Earlier this month, I found myself in the market for a new gas can after the spring on one I keep in the back of my pickup snapped, rendering it useless.

I looked at my wife and said, “When we vacation in Canada, we’re buying our gas cans there.”

Americans travel across our northern border to buy a variety of things not available in the U.S.: Cuban cigars, five-gallon toilet tanks and, yes, gas cans that actually work.

I bought two from a Canadian Tire store just across the border from International Falls, Minn. And they are the same design that was available in American hardware stores in the 1990s.

So how did the world’s largest economy become so inept that it can no longer produce a decent gas can?

Well, back in 2009, the Environmental Protection Agency banned the sale of gas cans that actually work well. It seems the federal bureaucrats were wringing their hands over a whiff of gas vapors escaping into the atmosphere from a vent while the gasoline is being poured.
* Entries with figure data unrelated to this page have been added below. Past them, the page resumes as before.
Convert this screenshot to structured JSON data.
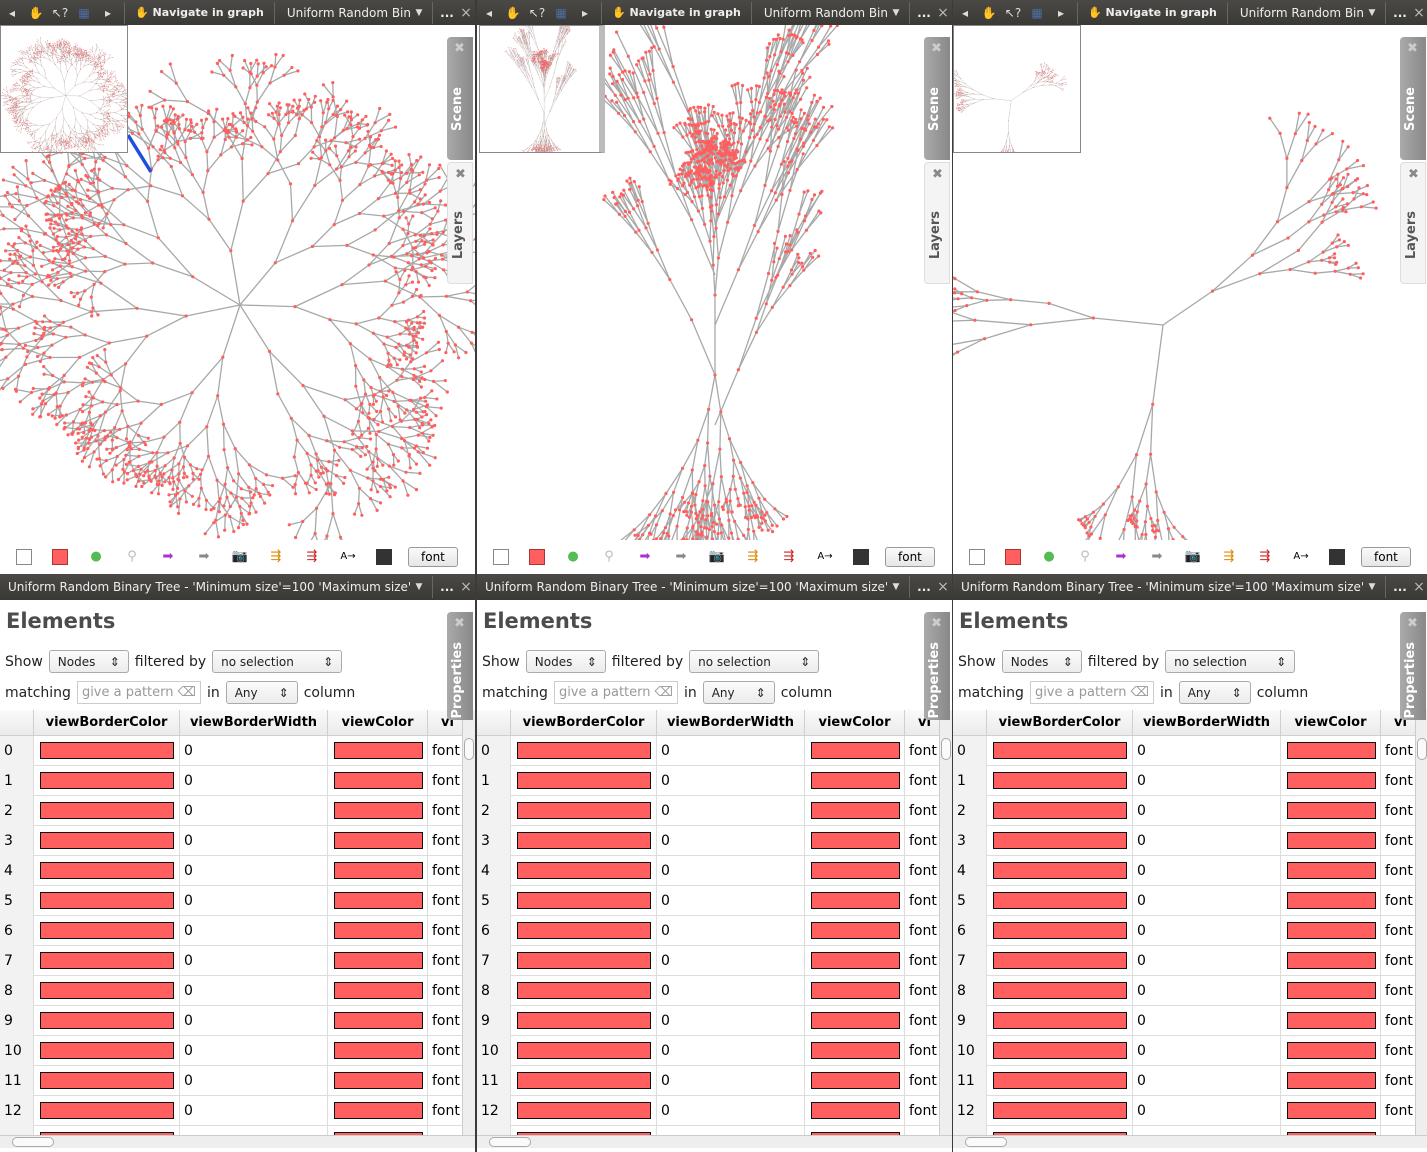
{
  "colors": {
    "node": "#ff5f5f",
    "edge": "#a8a8a8",
    "selected": "#1f4fe0",
    "header_bg": "#3c3b37"
  },
  "panels": [
    {
      "toolbar": {
        "prev_icon": "arrow-left",
        "hand_icon": "hand",
        "whatsthis_icon": "pointer-help",
        "select_icon": "rect-select",
        "next_icon": "arrow-right",
        "mode_label": "Navigate in graph",
        "graph_title": "Uniform Random Binary`",
        "more": "...",
        "close": "×"
      },
      "side_tabs": {
        "scene": "Scene",
        "layers": "Layers",
        "properties": "Properties"
      },
      "tools": {
        "font_label": "font"
      },
      "table_header": {
        "title": "Uniform Random Binary Tree - 'Minimum size'=100 'Maximum size'=1000",
        "more": "...",
        "close": "×"
      },
      "elements": {
        "title": "Elements",
        "show_label": "Show",
        "show_value": "Nodes",
        "filtered_label": "filtered by",
        "filter_value": "no selection",
        "matching_label": "matching",
        "pattern_placeholder": "give a pattern",
        "in_label": "in",
        "column_value": "Any",
        "column_label": "column"
      }
    },
    {
      "toolbar": {
        "prev_icon": "arrow-left",
        "hand_icon": "hand",
        "whatsthis_icon": "pointer-help",
        "select_icon": "rect-select",
        "next_icon": "arrow-right",
        "mode_label": "Navigate in graph",
        "graph_title": "Uniform Random Binary",
        "more": "...",
        "close": "×"
      },
      "side_tabs": {
        "scene": "Scene",
        "layers": "Layers",
        "properties": "Properties"
      },
      "tools": {
        "font_label": "font"
      },
      "table_header": {
        "title": "Uniform Random Binary Tree - 'Minimum size'=100 'Maximum size'=1000",
        "more": "...",
        "close": "×"
      },
      "elements": {
        "title": "Elements",
        "show_label": "Show",
        "show_value": "Nodes",
        "filtered_label": "filtered by",
        "filter_value": "no selection",
        "matching_label": "matching",
        "pattern_placeholder": "give a pattern",
        "in_label": "in",
        "column_value": "Any",
        "column_label": "column"
      }
    },
    {
      "toolbar": {
        "prev_icon": "arrow-left",
        "hand_icon": "hand",
        "whatsthis_icon": "pointer-help",
        "select_icon": "rect-select",
        "next_icon": "arrow-right",
        "mode_label": "Navigate in graph",
        "graph_title": "Uniform Random Binary`",
        "more": "...",
        "close": "×"
      },
      "side_tabs": {
        "scene": "Scene",
        "layers": "Layers",
        "properties": "Properties"
      },
      "tools": {
        "font_label": "font"
      },
      "table_header": {
        "title": "Uniform Random Binary Tree - 'Minimum size'=100 'Maximum size'=1000",
        "more": "...",
        "close": "×"
      },
      "elements": {
        "title": "Elements",
        "show_label": "Show",
        "show_value": "Nodes",
        "filtered_label": "filtered by",
        "filter_value": "no selection",
        "matching_label": "matching",
        "pattern_placeholder": "give a pattern",
        "in_label": "in",
        "column_value": "Any",
        "column_label": "column"
      }
    }
  ],
  "columns": [
    "",
    "viewBorderColor",
    "viewBorderWidth",
    "viewColor",
    "vi"
  ],
  "sort_column": "viewBorderColor",
  "rows": [
    {
      "id": "0",
      "border_width": "0",
      "font": "font"
    },
    {
      "id": "1",
      "border_width": "0",
      "font": "font"
    },
    {
      "id": "2",
      "border_width": "0",
      "font": "font"
    },
    {
      "id": "3",
      "border_width": "0",
      "font": "font"
    },
    {
      "id": "4",
      "border_width": "0",
      "font": "font"
    },
    {
      "id": "5",
      "border_width": "0",
      "font": "font"
    },
    {
      "id": "6",
      "border_width": "0",
      "font": "font"
    },
    {
      "id": "7",
      "border_width": "0",
      "font": "font"
    },
    {
      "id": "8",
      "border_width": "0",
      "font": "font"
    },
    {
      "id": "9",
      "border_width": "0",
      "font": "font"
    },
    {
      "id": "10",
      "border_width": "0",
      "font": "font"
    },
    {
      "id": "11",
      "border_width": "0",
      "font": "font"
    },
    {
      "id": "12",
      "border_width": "0",
      "font": "font"
    }
  ]
}
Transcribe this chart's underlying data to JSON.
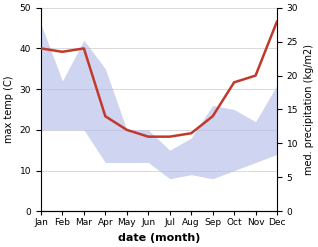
{
  "months": [
    "Jan",
    "Feb",
    "Mar",
    "Apr",
    "May",
    "Jun",
    "Jul",
    "Aug",
    "Sep",
    "Oct",
    "Nov",
    "Dec"
  ],
  "temp_upper": [
    46,
    32,
    42,
    35,
    20,
    20,
    15,
    18,
    26,
    25,
    22,
    31
  ],
  "temp_lower": [
    20,
    20,
    20,
    12,
    12,
    12,
    8,
    9,
    8,
    10,
    12,
    14
  ],
  "precip": [
    24,
    23.5,
    24,
    14,
    12,
    11,
    11,
    11.5,
    14,
    19,
    20,
    28
  ],
  "temp_ylim": [
    0,
    50
  ],
  "precip_ylim": [
    0,
    30
  ],
  "temp_yticks": [
    0,
    10,
    20,
    30,
    40,
    50
  ],
  "precip_yticks": [
    0,
    5,
    10,
    15,
    20,
    25,
    30
  ],
  "fill_color": "#b0b8e8",
  "fill_alpha": 0.6,
  "line_color": "#c0392b",
  "xlabel": "date (month)",
  "ylabel_left": "max temp (C)",
  "ylabel_right": "med. precipitation (kg/m2)",
  "bg_color": "#ffffff",
  "line_width": 1.8,
  "grid_color": "#cccccc",
  "tick_fontsize": 6.5,
  "label_fontsize": 7,
  "xlabel_fontsize": 8
}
So, vented gas cans were outlawed.

Instead, we just have to worry about a pint or two of gasoline spilling into the environment. It’s rare, indeed, when I manage to fill my lawnmower or chainsaw without spilling something when using the new government-approved gas cans.

These new cans are a sloshing, heaving mess, belching gasoline and leaking it from the complex yet flimsy spouts that easily break.

But hey, it’s not just the bureaucrats that have brought the demise of useful gas cans. Trial lawyers have litigated the industry to death.

In fact, back in 2011, Blitz USA, then the nation’s largest gas can maker, went out of business after spending $30 million defending itself in court.

How often do you see a company such as Blitz, with 75 percent of the domestic market, shut its doors? It wasn’t the vagaries of the marketplace that put the firm out of business, but our legal system.

Some products can never be perfectly safe, particularly when people don’t use them wisely.

According to The Wall Street Journal, most of the lawsuits came from folks who tried to pour gasoline onto fires and were burned.

Pouring gasoline onto a fire? It seems common sense isn’t a flower growing in everyone’s garden.

When I last wrote on this issue six years ago, trial lawyers contacted me claiming I didn’t care if people got burned. Of course, I do.

But I also care about the 117 factory workers in Oklahoma who lost their jobs when their gasoline can plant shut down. And I care about the consumers stuck with having to buy harder to use, more expensive products.

I was thinking about that as I walked down the aisle of Canadian Tire; I couldn’t help but notice that the store was selling one-gallon gas cans, even though Canadian gas pumps dispense fuel in liters.

It’s not hard to figure out who those gas cans are being marketed to.

Note to readers: Scott Reeder is a veteran statehouse journalist. He works as a freelance reporter in the Springfield area.